Although “The Sojourn” starts in Colorado at the very end of the 19th century, most of its action takes place in Central Europe in the years before, during and after World War I. In the wake of three sudden deaths, Ondrej Vinich abandons his plans for a new life in America and takes his young son back home with him to the “ol’ kawntree,” that is, to the Slovakia of the Austro-Hungarian Empire. So that the boy will have a home, he marries a widow who — in good fairy-tale fashion — spends all the household money on food for her own two sons while starving little Jozef. In a rage, Ondrej, now working as a shepherd, takes Jozef along with him into the mountains. There, year after year, father and son speak only in English, read American books such as the memoirs of Ulysses S. Grant, and grow in their love for each other.
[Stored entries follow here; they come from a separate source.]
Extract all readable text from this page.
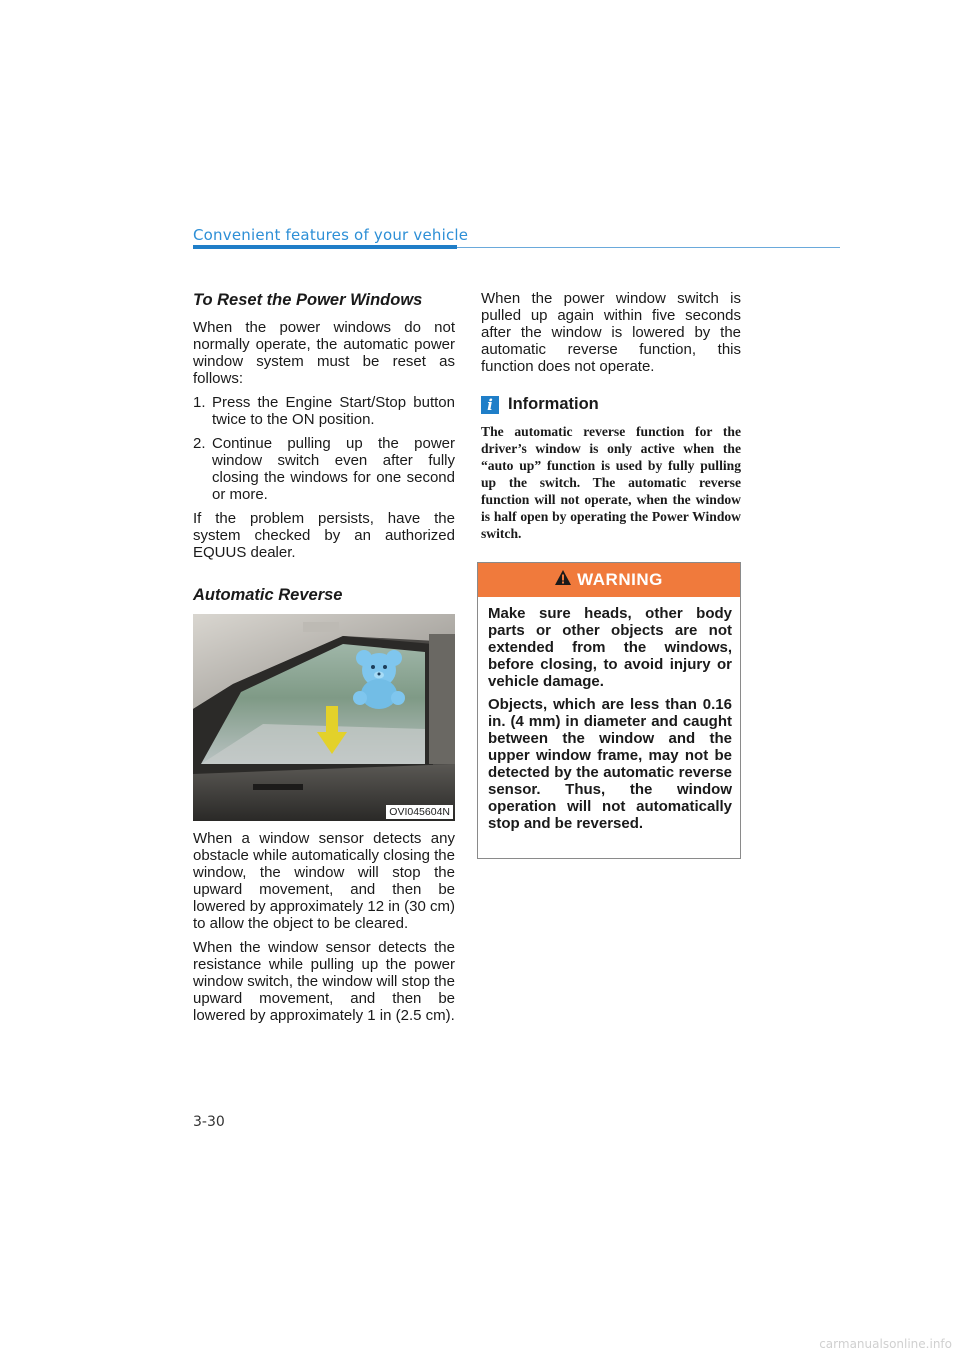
Convenient features of your vehicle
To Reset the Power Windows

When the power windows do not normally operate, the automatic power window system must be reset as follows:

1. Press the Engine Start/Stop button twice to the ON position.
2. Continue pulling up the power window switch even after fully closing the windows for one second or more.

If the problem persists, have the system checked by an authorized EQUUS dealer.

Automatic Reverse
OVI045604N

When a window sensor detects any obstacle while automatically closing the window, the window will stop the upward movement, and then be lowered by approximately 12 in (30 cm) to allow the object to be cleared.

When the window sensor detects the resistance while pulling up the power window switch, the window will stop the upward movement, and then be lowered by approximately 1 in (2.5 cm).

When the power window switch is pulled up again within five seconds after the window is lowered by the automatic reverse function, this function does not operate.

i Information

The automatic reverse function for the driver’s window is only active when the “auto up” function is used by fully pulling up the switch. The automatic reverse function will not operate, when the window is half open by operating the Power Window switch.

WARNING

Make sure heads, other body parts or other objects are not extended from the windows, before closing, to avoid injury or vehicle damage.

Objects, which are less than 0.16 in. (4 mm) in diameter and caught between the window and the upper window frame, may not be detected by the automatic reverse sensor. Thus, the window operation will not automatically stop and be reversed.

3-30
carmanualsonline.info
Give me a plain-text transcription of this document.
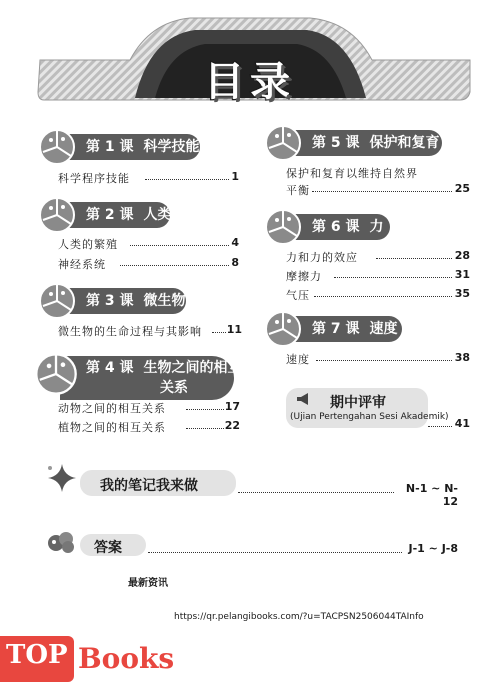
目录
第 1 课 科学技能
科学程序技能	1
第 2 课 人类
人类的繁殖	4
神经系统	8
第 3 课 微生物
微生物的生命过程与其影响 11
第 4 课 生物之间的相互
关系
动物之间的相互关系	17
植物之间的相互关系	22
第 5 课 保护和复育
保护和复育以维持自然界
平衡	25
第 6 课 力
力和力的效应	28
摩擦力	31
气压	35
第 7 课 速度
速度	38
期中评审
(Ujian Pertengahan Sesi Akademik) 41
我的笔记我来做	N-1 ~ N-12
答案	J-1 ~ J-8
最新资讯
https://qr.pelangibooks.com/?u=TACPSN2506044TAInfo
TOP Books
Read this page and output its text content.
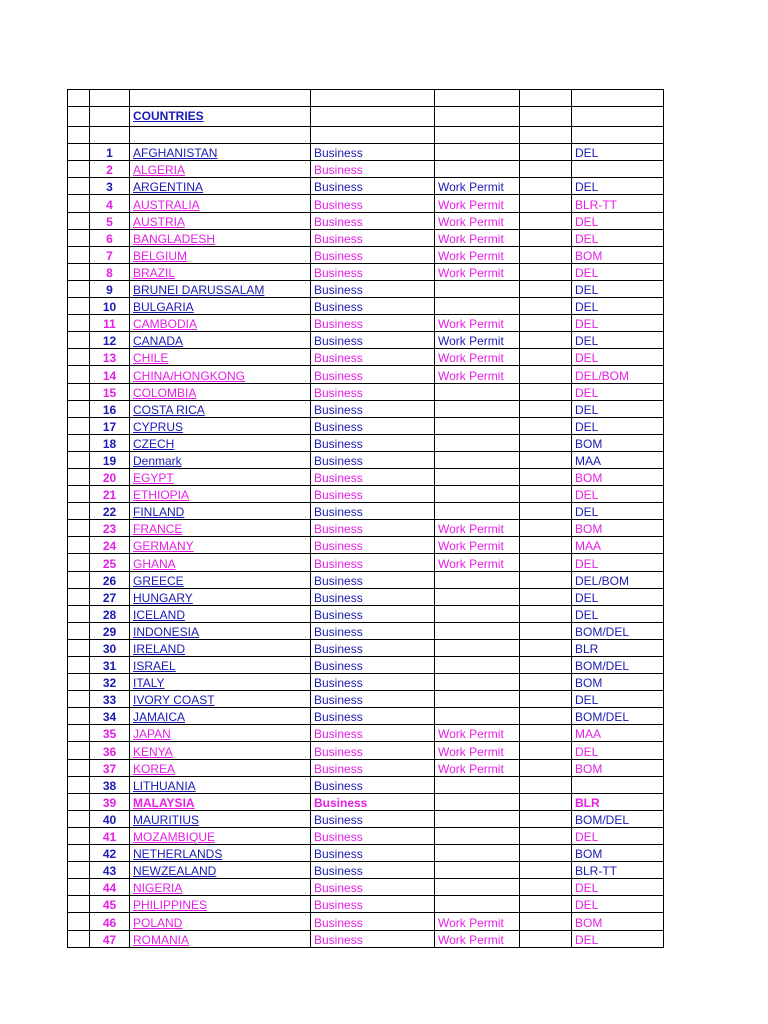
		COUNTRIES				

	1	AFGHANISTAN	Business			DEL
	2	ALGERIA	Business			
	3	ARGENTINA	Business	Work Permit		DEL
	4	AUSTRALIA	Business	Work Permit		BLR-TT
	5	AUSTRIA	Business	Work Permit		DEL
	6	BANGLADESH	Business	Work Permit		DEL
	7	BELGIUM	Business	Work Permit		BOM
	8	BRAZIL	Business	Work Permit		DEL
	9	BRUNEI DARUSSALAM	Business			DEL
	10	BULGARIA	Business			DEL
	11	CAMBODIA	Business	Work Permit		DEL
	12	CANADA	Business	Work Permit		DEL
	13	CHILE	Business	Work Permit		DEL
	14	CHINA/HONGKONG	Business	Work Permit		DEL/BOM
	15	COLOMBIA	Business			DEL
	16	COSTA RICA	Business			DEL
	17	CYPRUS	Business			DEL
	18	CZECH	Business			BOM
	19	Denmark	Business			MAA
	20	EGYPT	Business			BOM
	21	ETHIOPIA	Business			DEL
	22	FINLAND	Business			DEL
	23	FRANCE	Business	Work Permit		BOM
	24	GERMANY	Business	Work Permit		MAA
	25	GHANA	Business	Work Permit		DEL
	26	GREECE	Business			DEL/BOM
	27	HUNGARY	Business			DEL
	28	ICELAND	Business			DEL
	29	INDONESIA	Business			BOM/DEL
	30	IRELAND	Business			BLR
	31	ISRAEL	Business			BOM/DEL
	32	ITALY	Business			BOM
	33	IVORY COAST	Business			DEL
	34	JAMAICA	Business			BOM/DEL
	35	JAPAN	Business	Work Permit		MAA
	36	KENYA	Business	Work Permit		DEL
	37	KOREA	Business	Work Permit		BOM
	38	LITHUANIA	Business			
	39	MALAYSIA	Business			BLR
	40	MAURITIUS	Business			BOM/DEL
	41	MOZAMBIQUE	Business			DEL
	42	NETHERLANDS	Business			BOM
	43	NEWZEALAND	Business			BLR-TT
	44	NIGERIA	Business			DEL
	45	PHILIPPINES	Business			DEL
	46	POLAND	Business	Work Permit		BOM
	47	ROMANIA	Business	Work Permit		DEL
Unexpectedly, this family of two becomes three when a cousin of Ondrej asks him to care for her illegitimate child. Zlee is just a bit older than Jozef, and the two grow up as virtual brothers.
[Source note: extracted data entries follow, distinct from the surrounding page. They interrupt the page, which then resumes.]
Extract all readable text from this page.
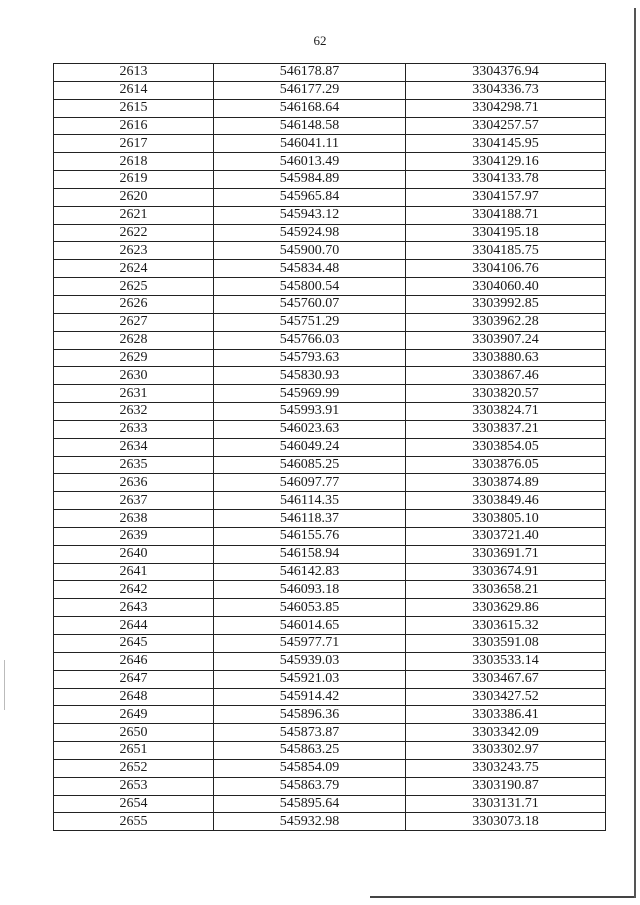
62
2613	546178.87	3304376.94
2614	546177.29	3304336.73
2615	546168.64	3304298.71
2616	546148.58	3304257.57
2617	546041.11	3304145.95
2618	546013.49	3304129.16
2619	545984.89	3304133.78
2620	545965.84	3304157.97
2621	545943.12	3304188.71
2622	545924.98	3304195.18
2623	545900.70	3304185.75
2624	545834.48	3304106.76
2625	545800.54	3304060.40
2626	545760.07	3303992.85
2627	545751.29	3303962.28
2628	545766.03	3303907.24
2629	545793.63	3303880.63
2630	545830.93	3303867.46
2631	545969.99	3303820.57
2632	545993.91	3303824.71
2633	546023.63	3303837.21
2634	546049.24	3303854.05
2635	546085.25	3303876.05
2636	546097.77	3303874.89
2637	546114.35	3303849.46
2638	546118.37	3303805.10
2639	546155.76	3303721.40
2640	546158.94	3303691.71
2641	546142.83	3303674.91
2642	546093.18	3303658.21
2643	546053.85	3303629.86
2644	546014.65	3303615.32
2645	545977.71	3303591.08
2646	545939.03	3303533.14
2647	545921.03	3303467.67
2648	545914.42	3303427.52
2649	545896.36	3303386.41
2650	545873.87	3303342.09
2651	545863.25	3303302.97
2652	545854.09	3303243.75
2653	545863.79	3303190.87
2654	545895.64	3303131.71
2655	545932.98	3303073.18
They also grow up as expert marksmen. In one tense and dramatic episode, the two teenage boys hunt a big cat — a lion or puma — that has been ravaging their livestock. Nonetheless, Jozef, who narrates the novel, is slightly in awe of Zlee. His foster brother looked, he tells us, “like some Russian wolfhound, a gaze of regal and indifferent contentment on his face until he pounced, usually to avenge someone weaker who had no means of defending himself, but often enough simply to fight anyone who wore his strength like meanness on a sleeve, and then there was no way of escaping Zlee’s lupine determination to stand and strike, until someone dropped and stayed down.”
When World War I breaks out, the two young men enlist and soon find themselves part of an elite corps of snipers, taught by a wounded veteran named Sgt. Maj. Bucher:
“The sharpshooter should consider himself above rank and disregard it, as it is rank that ought to be hunted first, killing from the top down in order to leave an army leaderless and demoralized. Search for whom and what seems out of the ordinary, he instructed us. The nonuniform, the affectation. Field glasses around the neck out in the open. A scarf of school colors catching the wind. A knitted pullover. An umbrella.”